Every couple fights. It’s a fact of life! Arguing in a relationship helps to vent feelings and can even be healthy for a relationship.
Unfortunately, not everyone fights fair. Lots of couples will start arguments with each other when it’s not even necessary and while the occasional fight is normal and healthy, fighting all the time can take a toll on your relationship.
How can you avoid a fight when you’re really just trying to have a discussion?
Dear Dan and Jennifer,
My partner and I fight a lot. Sometimes it gets really out of hand and we both end up feeling really bad afterwards, especially if the fight was over something stupid. How can I learn to fight fair?

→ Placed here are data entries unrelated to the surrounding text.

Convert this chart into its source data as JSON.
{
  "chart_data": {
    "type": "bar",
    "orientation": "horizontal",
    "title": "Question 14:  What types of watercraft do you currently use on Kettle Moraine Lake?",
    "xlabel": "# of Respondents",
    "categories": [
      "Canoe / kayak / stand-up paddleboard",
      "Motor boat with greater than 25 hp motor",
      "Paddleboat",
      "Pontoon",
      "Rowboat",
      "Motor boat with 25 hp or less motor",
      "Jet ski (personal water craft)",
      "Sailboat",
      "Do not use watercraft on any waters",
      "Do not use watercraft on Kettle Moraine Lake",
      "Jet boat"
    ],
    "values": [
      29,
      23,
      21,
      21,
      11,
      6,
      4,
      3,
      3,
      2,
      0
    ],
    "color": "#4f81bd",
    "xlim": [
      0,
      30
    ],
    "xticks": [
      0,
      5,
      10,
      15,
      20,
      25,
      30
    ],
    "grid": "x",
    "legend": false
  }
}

Both men and women in a relationship will often go on the attack when they’re upset about something. It’s common for someone to place blame on their partner when they’re upset, especially if their partner did something that really bothered them. Unfortunately, going on the attack like this and placing blame on your partner is usually what starts a fight.
Even if you’re trying to discuss something with your partner, if you place blame at all, your partner is automatically going to go on the defensive. They will counter by placing blame on you, escalating to the argument until it is beyond the point of return.

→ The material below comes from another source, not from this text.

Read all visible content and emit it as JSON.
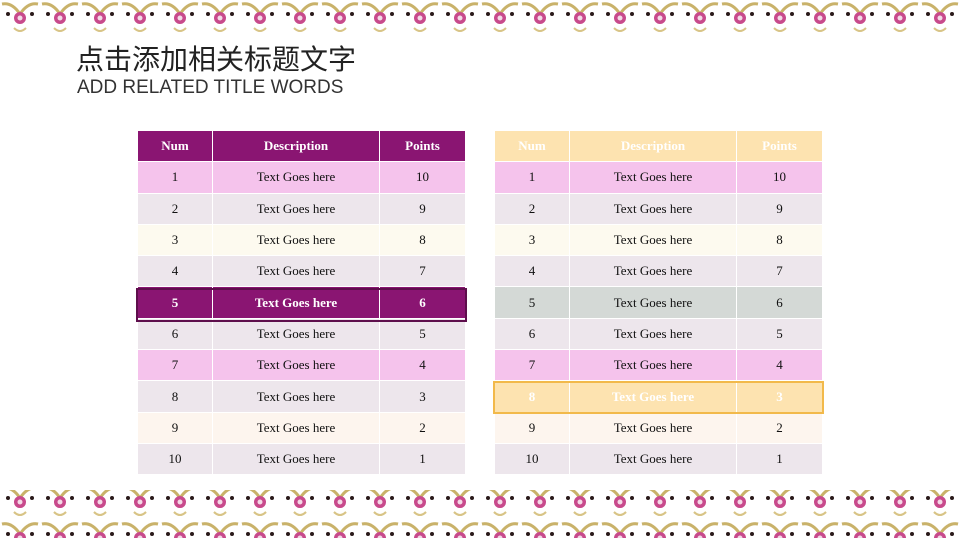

You can avoid this if you approach your partner about the situation without blame and simply tell them how you feel or how something that happened made you feel.
Instead of saying something like, “I can’t believe you did this,” you can say, “When you did this, it made me feel . . . . ” Instead of placing blame and fault on your partner for doing something, giving them a chance to really understand how you feel.
This keeps a discussion a discussion instead of an argument or fight.